Dossier : IMM-1466-01

Référence neutre : 2002 CFPI 366

ENTRE :

                                                             ROBERT SSEMAKULA

                                                                                                                                                     demandeur

                                                                              - et -

                      LE MINISTRE DE LA CITOYENNETÉ ET DE L'IMMIGRATION

                                                                                                                                                      défendeur

                                  MOTIFS DE L'ORDONNANCE ET ORDONNANCE

LE JUGE MacKAY

[1]                 La Cour est saisie d'une demande de contrôle judiciaire d'une décision en date du 1er mars 2001 par laquelle la Section du statut de réfugié (la SSR) a refusé de reconnaître au demandeur le statut de réfugié au sens de la Convention.


Genèse de l'instance

[2]                 Le demandeur est un citoyen de l'Uganda. Il affirme avoir raison de craindre d'être persécuté dans ce pays du fait qu'il aurait déserté les Forces de défense populaire de l'Uganda (les FDPU).

[3]                 Après son arrivée au Canada à la fin de 1999, le demandeur a été détenu. Au cours de sa détention, le demandeur a rempli à la main un formulaire de renseignements personnels (FRP) qu'il a signé, sans le dater. La Commission de l'immigration et du statut de réfugié (la CISR) a reçu ce formulaire le 8 décembre 1999 (le premier FRP du demandeur).
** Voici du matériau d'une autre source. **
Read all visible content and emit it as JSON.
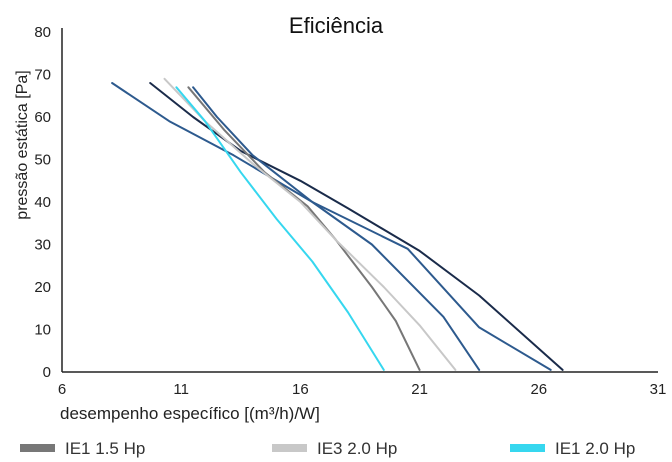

Plus tard, le 30 octobre 2000, le demandeur a soumis à la CISR une version dactylographiée et révisée de son FRP (le second FRP du demandeur). Dans son second FRP, le demandeur a allégué les faits suivants :

·           Il est un joueur de football (soccer) professionnel et il a adhéré aux FDPU dans le seul et unique but de jouer au football.

·           En janvier 1998, il a signé un contrat de trois ans avec le club de football de la police militaire, qui lui a remis une carte d'identité. (À l'audience, le demandeur a soumis à la SSR une carte de membre sur laquelle figuraient son nom ainsi que les mots « C.F. Police militaire » .)

·           En février 1998, on l'a envoyé subir son entraînement militaire et, à compter de mai 1998, il a été forcé de participer activement à des combats. Il avait beaucoup de difficulté à se résoudre à tuer des gens et en faisait un cas de conscience.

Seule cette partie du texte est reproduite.